Having just expressed my (lack of) admiration for John Barth’s “Lost in the Funhouse” last week, I have found myself having “Funhouse” flashbacks as I read Haruki Murakami’s
1Q84.
Before I move on to the general superiority of Murakami’s novel (which I will confess I haven’t finished yet), allow me to revisit my objections to Barth’s work. It’s not that I think Barth a poor writer. Instead, I believe him to be a quite fine writer who felt compelled to parade technical innovations that just don’t work. Essentially, we have a writer needlessly foregrounding the metafictional aspect of his writing, reminding us that there’s a writer writing a written piece of writing behind the writing that’s been written for us to read.

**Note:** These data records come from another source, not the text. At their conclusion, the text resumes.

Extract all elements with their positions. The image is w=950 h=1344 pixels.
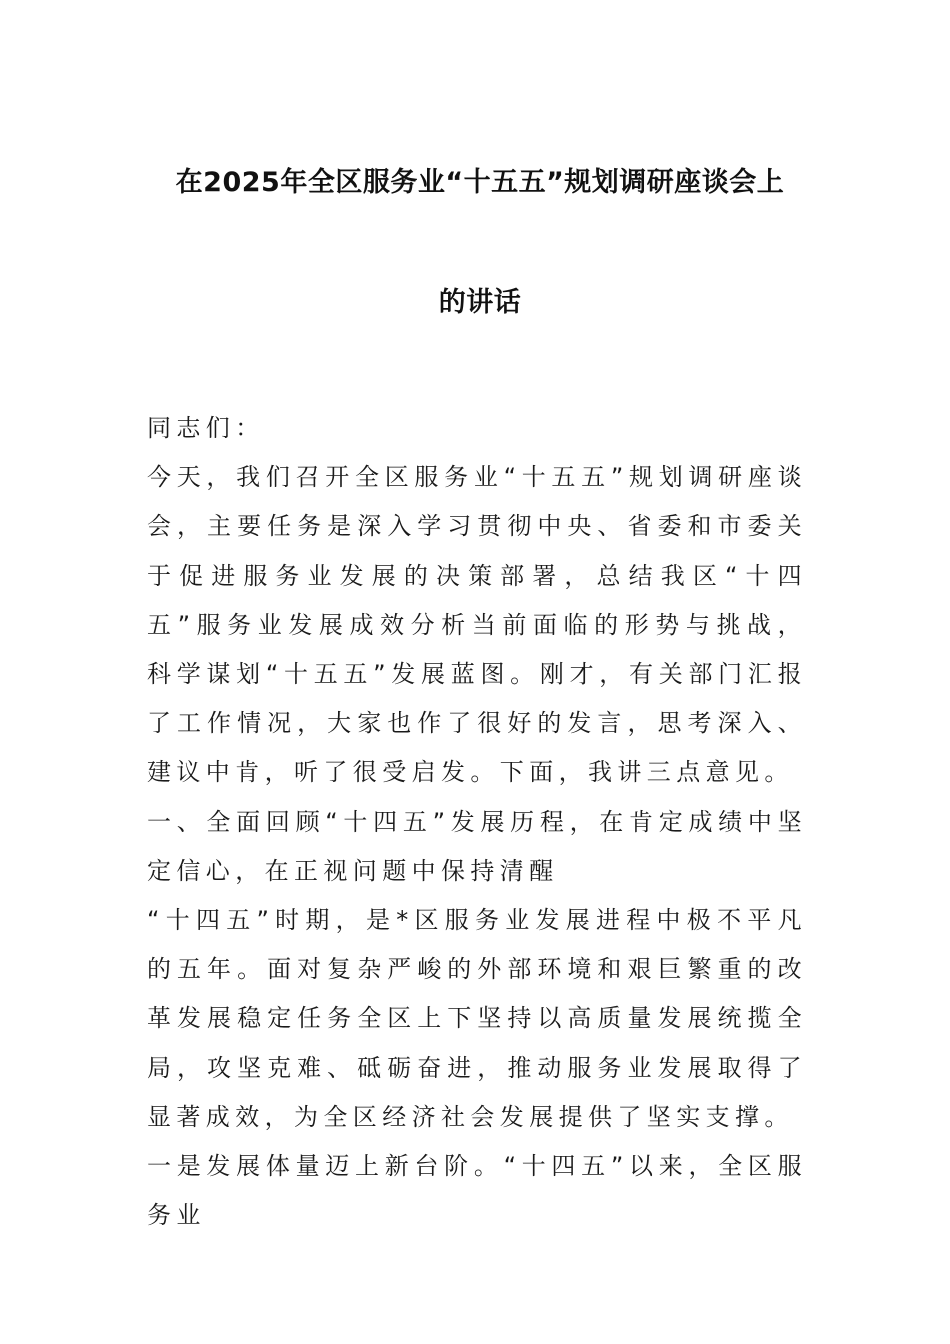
paragraph-point-1: 一是发展体量迈上新台阶。“十四五”以来，全区服务业 [147,1152,807,1230]
section-heading-1: 一、全面回顾“十四五”发展历程，在肯定成绩中坚定信心，在正视问题中保持清醒 [147,807,807,885]
document-body [147,404,807,1240]
paragraph-review: “十四五”时期，是*区服务业发展进程中极不平凡的五年。面对复杂严峻的外部环境和艰巨繁重的改革发展稳定任务全区上下坚持以高质量发展统揽全局，攻坚克难、砥砺奋进，推动服务业发展取得了显著成效，为全区经济社会发展提供了坚实支撑。 [147,906,807,1131]
salutation: 同志们： [147,414,265,442]
paragraph-intro: 今天，我们召开全区服务业“十五五”规划调研座谈会，主要任务是深入学习贯彻中央、省委和市委关于促进服务业发展的决策部署，总结我区“十四五”服务业发展成效分析当前面临的形势与挑战，科学谋划“十五五”发展蓝图。刚才，有关部门汇报了工作情况，大家也作了很好的发言，思考深入、建议中肯，听了很受启发。下面，我讲三点意见。 [147,463,807,787]
document-title-line-2: 的讲话 [438,287,522,318]
document-title-line-1: 在2025年全区服务业“十五五”规划调研座谈会上 [175,167,785,198]
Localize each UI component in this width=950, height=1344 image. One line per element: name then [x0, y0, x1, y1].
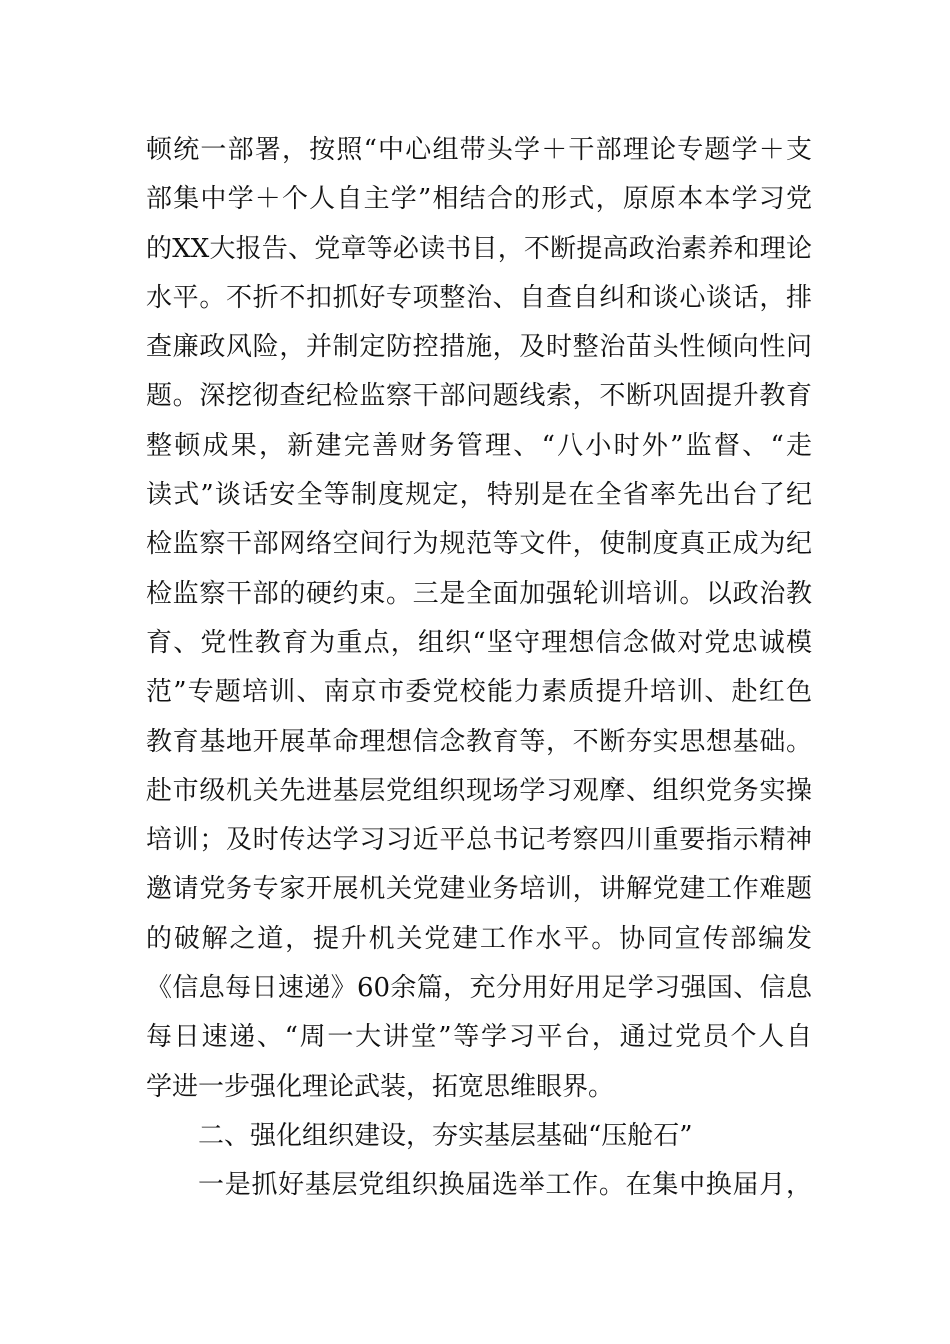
- text-line: 邀请党务专家开展机关党建业务培训，讲解党建工作难题: [146, 874, 812, 905]
- text-line: 读式”谈话安全等制度规定，特别是在全省率先出台了纪: [146, 480, 812, 511]
- paragraph-first-line: 一是抓好基层党组织换届选举工作。在集中换届月，: [198, 1170, 812, 1201]
- text-line: 检监察干部的硬约束。三是全面加强轮训培训。以政治教: [146, 578, 812, 609]
- text-line: 的XX大报告、党章等必读书目，不断提高政治素养和理论: [146, 233, 812, 264]
- text-line: 《信息每日速递》60余篇，充分用好用足学习强国、信息: [146, 973, 812, 1004]
- text-line: 培训；及时传达学习习近平总书记考察四川重要指示精神: [146, 825, 812, 856]
- text-line: 每日速递、“周一大讲堂”等学习平台，通过党员个人自: [146, 1022, 812, 1053]
- text-line: 检监察干部网络空间行为规范等文件，使制度真正成为纪: [146, 529, 812, 560]
- text-line: 部集中学＋个人自主学”相结合的形式，原原本本学习党: [146, 184, 812, 215]
- text-line: 顿统一部署，按照“中心组带头学＋干部理论专题学＋支: [146, 135, 812, 165]
- paragraph-last-line: 学进一步强化理论武装，拓宽思维眼界。: [146, 1071, 615, 1102]
- text-line: 查廉政风险，并制定防控措施，及时整治苗头性倾向性问: [146, 332, 812, 363]
- text-line: 整顿成果，新建完善财务管理、“八小时外”监督、“走: [146, 430, 812, 461]
- text-line: 范”专题培训、南京市委党校能力素质提升培训、赴红色: [146, 677, 812, 708]
- text-line: 赴市级机关先进基层党组织现场学习观摩、组织党务实操: [146, 775, 812, 806]
- section-heading: 二、强化组织建设，夯实基层基础“压舱石”: [198, 1120, 693, 1151]
- document-body: [146, 126, 812, 1211]
- text-line: 育、党性教育为重点，组织“坚守理想信念做对党忠诚模: [146, 627, 812, 658]
- text-line: 教育基地开展革命理想信念教育等，不断夯实思想基础。: [146, 726, 812, 757]
- text-line: 题。深挖彻查纪检监察干部问题线索，不断巩固提升教育: [146, 381, 812, 412]
- text-line: 的破解之道，提升机关党建工作水平。协同宣传部编发: [146, 923, 812, 954]
- text-line: 水平。不折不扣抓好专项整治、自查自纠和谈心谈话，排: [146, 282, 812, 313]
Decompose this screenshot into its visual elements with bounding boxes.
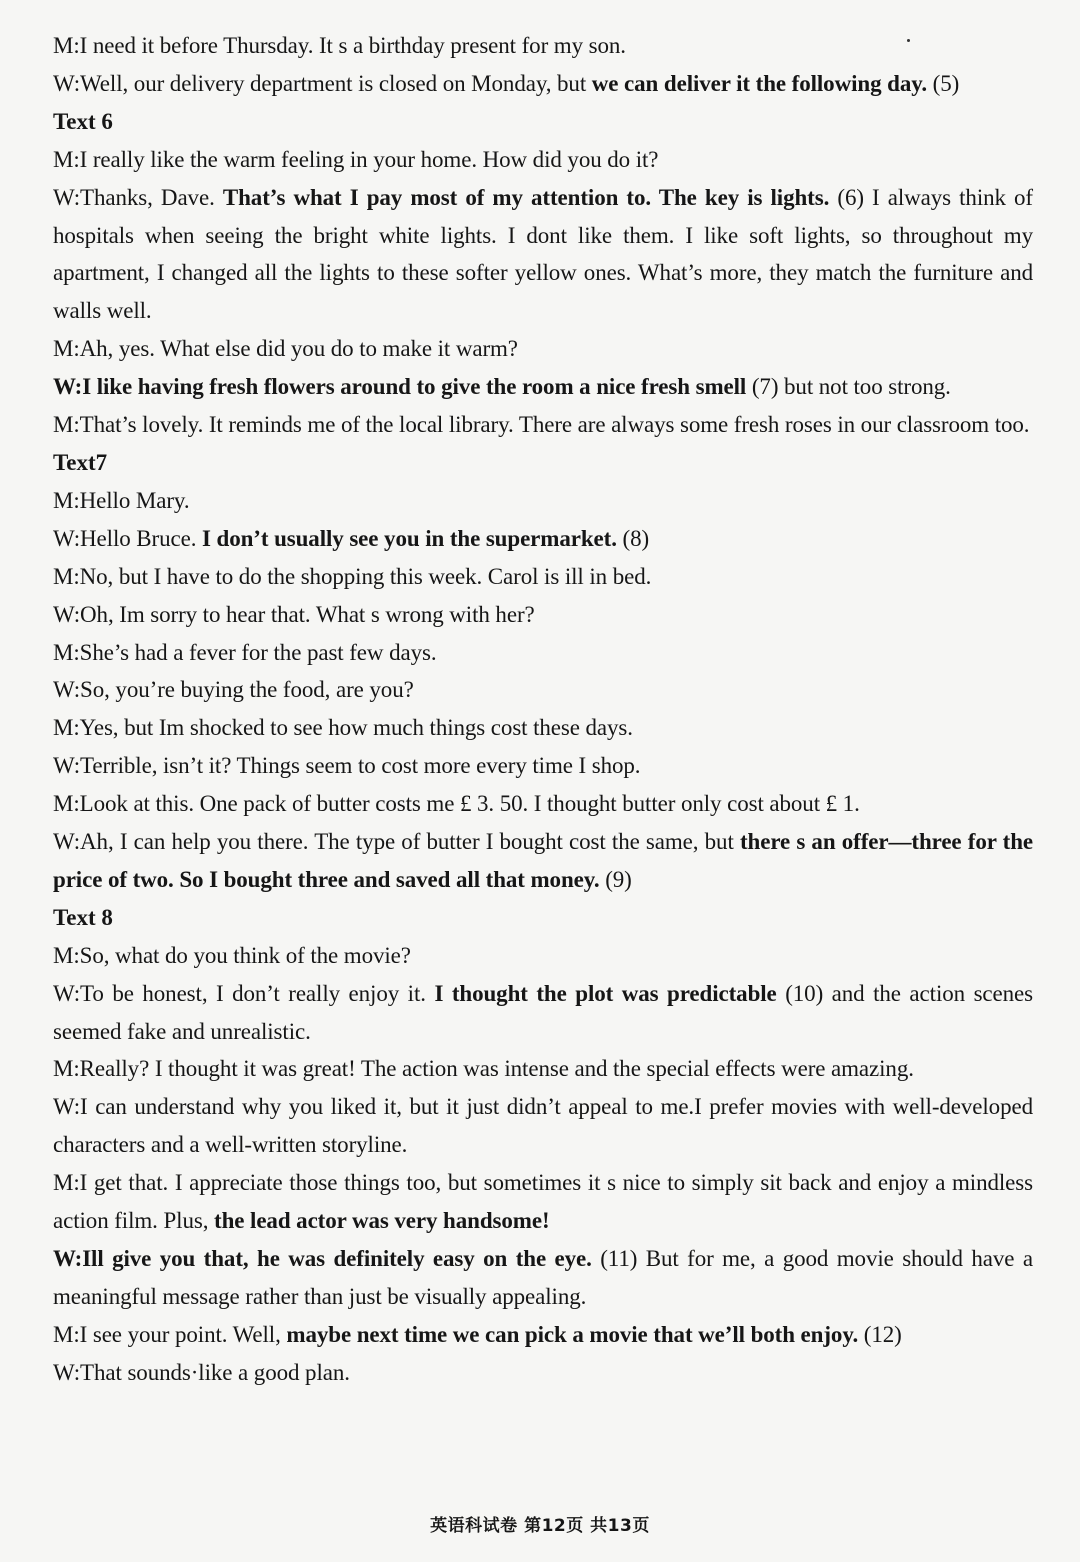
dialogue-line: [53, 1316, 1033, 1354]
dialogue-line: [53, 406, 1033, 444]
dialogue-line: [53, 937, 1033, 975]
dialogue-line: [53, 975, 1033, 1051]
dialogue-line: [53, 179, 1033, 331]
text-run: M:I get that. I appreciate those things too, but sometimes it s nice to simply sit back and enjoy a mindless action film. Plus,: [53, 1170, 1033, 1234]
dialogue-line: [53, 823, 1033, 899]
text-run: M:Yes, but Im shocked to see how much things cost these days.: [53, 715, 633, 741]
text-run: M:She’s had a fever for the past few days.: [53, 639, 437, 665]
text-run: Text7: [53, 449, 108, 475]
text-run: W:To be honest, I don’t really enjoy it.: [53, 980, 435, 1006]
section-heading: [53, 103, 1033, 141]
dialogue-line: [53, 1354, 1033, 1392]
text-run: W:Oh, Im sorry to hear that. What s wrong with her?: [53, 601, 535, 627]
transcript-body: [53, 27, 1033, 1392]
section-heading: [53, 444, 1033, 482]
text-run: M:So, what do you think of the movie?: [53, 942, 411, 968]
key-phrase: there s an offer—three for the price of two. So I bought three and saved all that money.: [53, 829, 1033, 892]
dialogue-line: [53, 368, 1033, 406]
dialogue-line: [53, 520, 1033, 558]
dialogue-line: [53, 27, 1033, 65]
text-run: M:Really? I thought it was great! The action was intense and the special effects were amazing.: [53, 1056, 914, 1082]
text-run: M:Look at this. One pack of butter costs me £ 3. 50. I thought butter only cost about £ 1.: [53, 791, 860, 817]
text-run: (6) I always think of hospitals when seeing the bright white lights. I dont like them. I like soft lights, so throughout my apartment, I changed all the lights to these softer yellow ones. What’s more, they match the furniture and walls well.: [53, 184, 1033, 324]
text-run: (7) but not too strong.: [746, 374, 951, 400]
dialogue-line: [53, 747, 1033, 785]
text-run: (12): [858, 1321, 902, 1347]
text-run: W:Well, our delivery department is closed on Monday, but: [53, 70, 592, 96]
dialogue-line: [53, 330, 1033, 368]
dialogue-line: [53, 596, 1033, 634]
text-run: (5): [927, 70, 960, 96]
text-run: W:Terrible, isn’t it? Things seem to cost more every time I shop.: [53, 753, 641, 779]
dialogue-line: [53, 1164, 1033, 1240]
text-run: M:Ah, yes. What else did you do to make it warm?: [53, 336, 518, 362]
text-run: W:That sounds·like a good plan.: [53, 1359, 350, 1385]
key-phrase: maybe next time we can pick a movie that we’ll both enjoy.: [286, 1321, 859, 1347]
text-run: M:No, but I have to do the shopping this week. Carol is ill in bed.: [53, 563, 652, 589]
key-phrase: W:I like having fresh flowers around to give the room a nice fresh smell: [53, 374, 747, 400]
dialogue-line: [53, 1050, 1033, 1088]
text-run: M:I really like the warm feeling in your home. How did you do it?: [53, 146, 659, 172]
text-run: W:Thanks, Dave.: [53, 184, 223, 210]
text-run: M:I see your point. Well,: [53, 1321, 287, 1347]
dialogue-line: [53, 65, 1033, 103]
dialogue-line: [53, 1088, 1033, 1164]
text-run: Text 8: [53, 904, 113, 930]
section-heading: [53, 899, 1033, 937]
text-run: W:Ah, I can help you there. The type of butter I bought cost the same, but: [53, 829, 740, 855]
text-run: Text 6: [53, 108, 113, 134]
page-footer: 英语科试卷 第12页 共13页: [430, 1516, 650, 1536]
dialogue-line: [53, 141, 1033, 179]
text-run: W:Hello Bruce.: [53, 525, 203, 551]
dialogue-line: [53, 1240, 1033, 1316]
dialogue-line: [53, 634, 1033, 672]
text-run: W:So, you’re buying the food, are you?: [53, 677, 414, 703]
dialogue-line: [53, 709, 1033, 747]
text-run: (10) and the action scenes seemed fake and unrealistic.: [53, 980, 1033, 1044]
dialogue-line: [53, 785, 1033, 823]
text-run: M:That’s lovely. It reminds me of the local library. There are always some fresh roses in our classroom too.: [53, 412, 1030, 438]
text-run: W:I can understand why you liked it, but it just didn’t appeal to me.I prefer movies with well-developed characters and a well-written storyline.: [53, 1094, 1033, 1158]
key-phrase: I don’t usually see you in the supermarket.: [202, 525, 617, 551]
text-run: M:I need it before Thursday. It s a birthday present for my son.: [53, 33, 626, 58]
dialogue-line: [53, 671, 1033, 709]
dialogue-line: [53, 482, 1033, 520]
text-run: (9): [599, 866, 632, 892]
key-phrase: W:Ill give you that, he was definitely easy on the eye.: [53, 1246, 592, 1271]
dialogue-line: [53, 558, 1033, 596]
key-phrase: I thought the plot was predictable: [434, 980, 777, 1006]
text-run: (11) But for me, a good movie should have a meaningful message rather than just be visually appealing.: [53, 1246, 1033, 1309]
text-run: (8): [616, 525, 650, 551]
key-phrase: the lead actor was very handsome!: [214, 1208, 550, 1234]
text-run: M:Hello Mary.: [53, 487, 190, 513]
key-phrase: we can deliver it the following day.: [591, 70, 927, 96]
key-phrase: That’s what I pay most of my attention to. The key is lights.: [222, 184, 830, 210]
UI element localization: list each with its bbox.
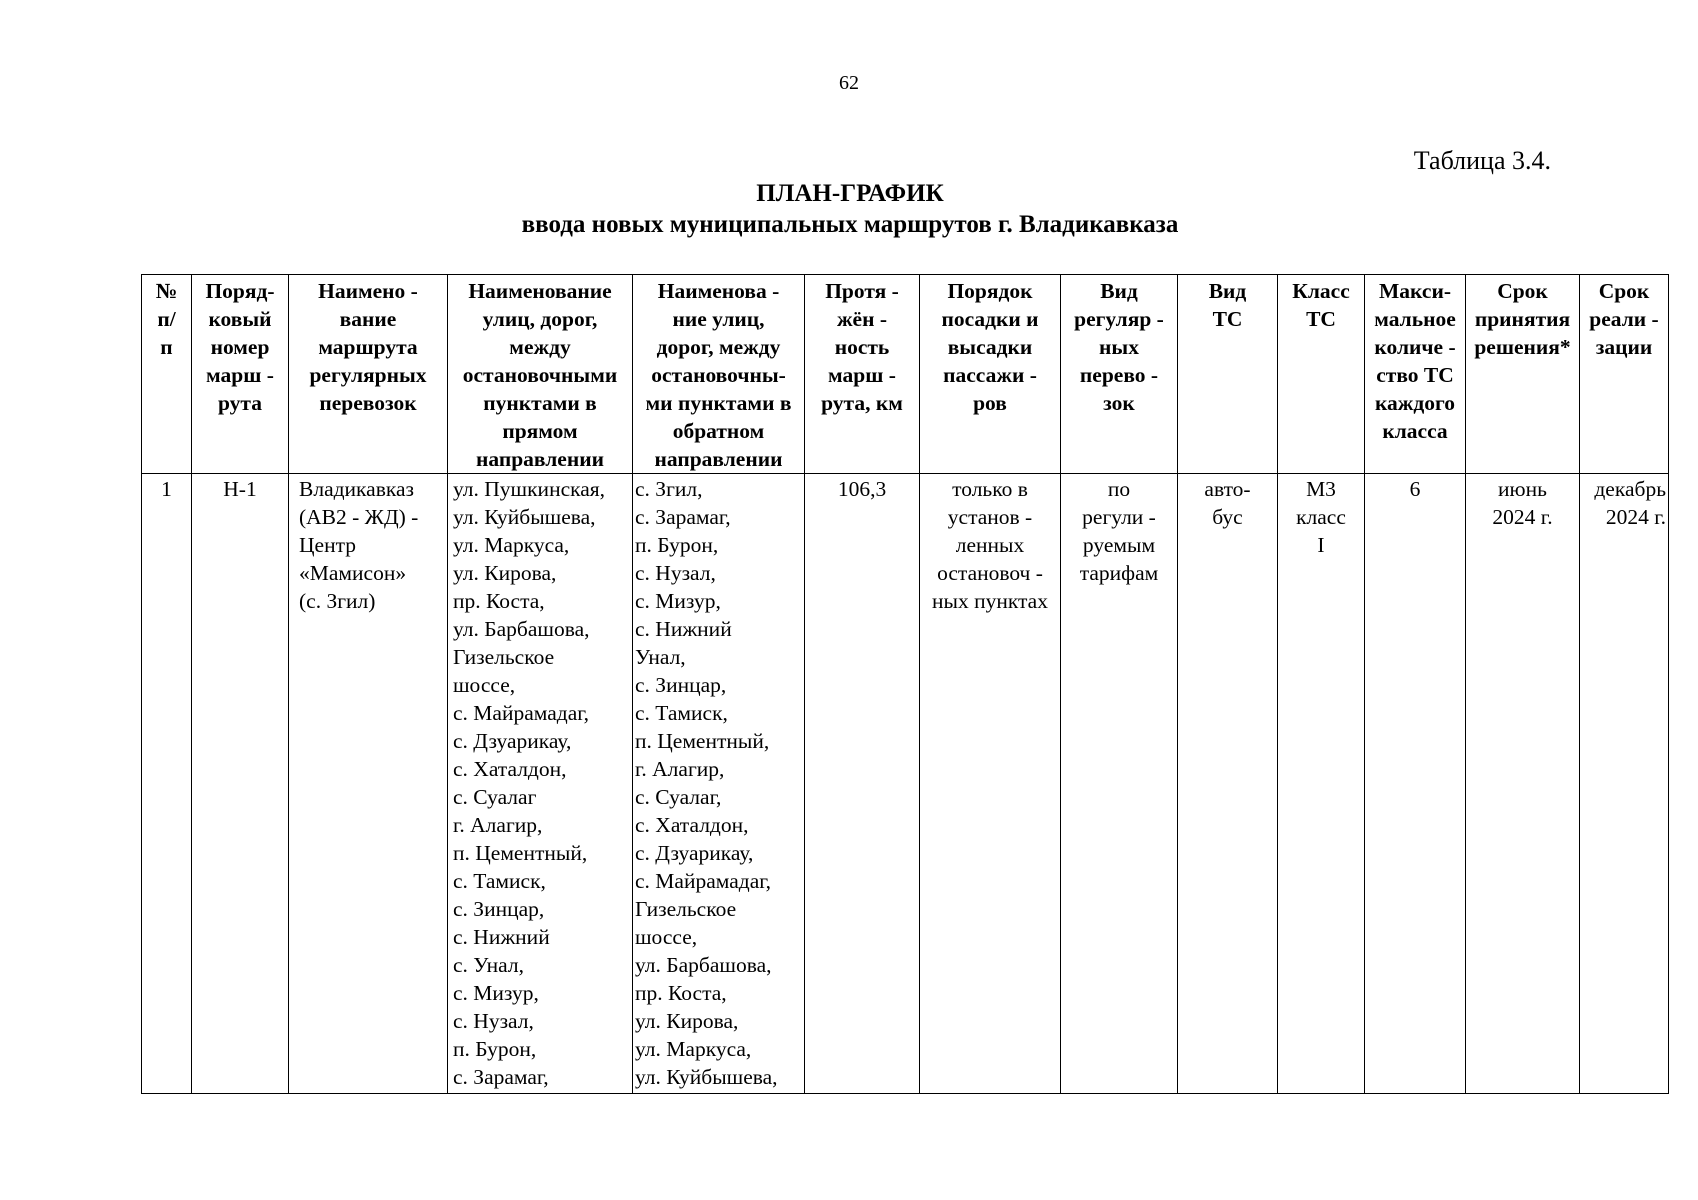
text-line: Наименование xyxy=(468,279,612,303)
text-line: с. Унал, xyxy=(453,953,524,977)
text-line: 2024 г. xyxy=(1605,505,1666,529)
text-line: по xyxy=(1107,477,1131,501)
text-line: Вид xyxy=(1100,279,1138,303)
text-line: прямом xyxy=(502,419,578,443)
text-line: реали - xyxy=(1589,307,1659,331)
text-line: с. Згил, xyxy=(635,477,703,501)
text-line: количе - xyxy=(1374,335,1456,359)
text-line: 2024 г. xyxy=(1492,505,1553,529)
text-line: регулярных xyxy=(309,363,427,387)
text-line: зации xyxy=(1595,335,1653,359)
header-cell xyxy=(920,275,1061,474)
text-line: июнь xyxy=(1498,477,1547,501)
text-line: маршрута xyxy=(318,335,418,359)
text-line: посадки и xyxy=(941,307,1039,331)
text-line: ул. Барбашова, xyxy=(453,617,590,641)
text-line: пунктами в xyxy=(483,391,597,415)
text-line: г. Алагир, xyxy=(453,813,543,837)
implementation-date-cell xyxy=(1580,474,1669,1094)
text-line: направлении xyxy=(475,447,605,471)
text-line: ул. Кирова, xyxy=(635,1009,739,1033)
text-line: с. Мизур, xyxy=(453,981,539,1005)
text-line: п. Бурон, xyxy=(453,1037,537,1061)
text-line: с. Мизур, xyxy=(635,589,721,613)
text-line: ров xyxy=(973,391,1007,415)
text-line: ул. Барбашова, xyxy=(635,953,772,977)
text-line: мальное xyxy=(1374,307,1456,331)
text-line: с. Тамиск, xyxy=(453,869,546,893)
table-row xyxy=(142,474,1669,1094)
text-line: ние улиц, xyxy=(672,307,765,331)
text-line: пр. Коста, xyxy=(453,589,545,613)
text-line: шоссе, xyxy=(635,925,698,949)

In Murakami’s latest work–by all accounts his best to date–the metafictional aspect again comes to the fore, yet in the case of this novel, these things actually have a place in the work. They add to and, to some degree, create the work. 1Q84 is a take on 1984, the year in which the story takes place and the novel that lurks constantly in the background. One of the two stories that make up the novel revolves around the rewriting of a novella that may or may not be based on actual events. The other story involves a woman whose reality seems to be morphing before her eyes, as if Winston Smith were making revisions deep in the Ministry of Truth only to have those revisions burst into reality.

I mention this not to kick again at Barth but to demonstrate that I’m not averse to those who use the latest formal innovations so long as those innovations actually make their work more effective.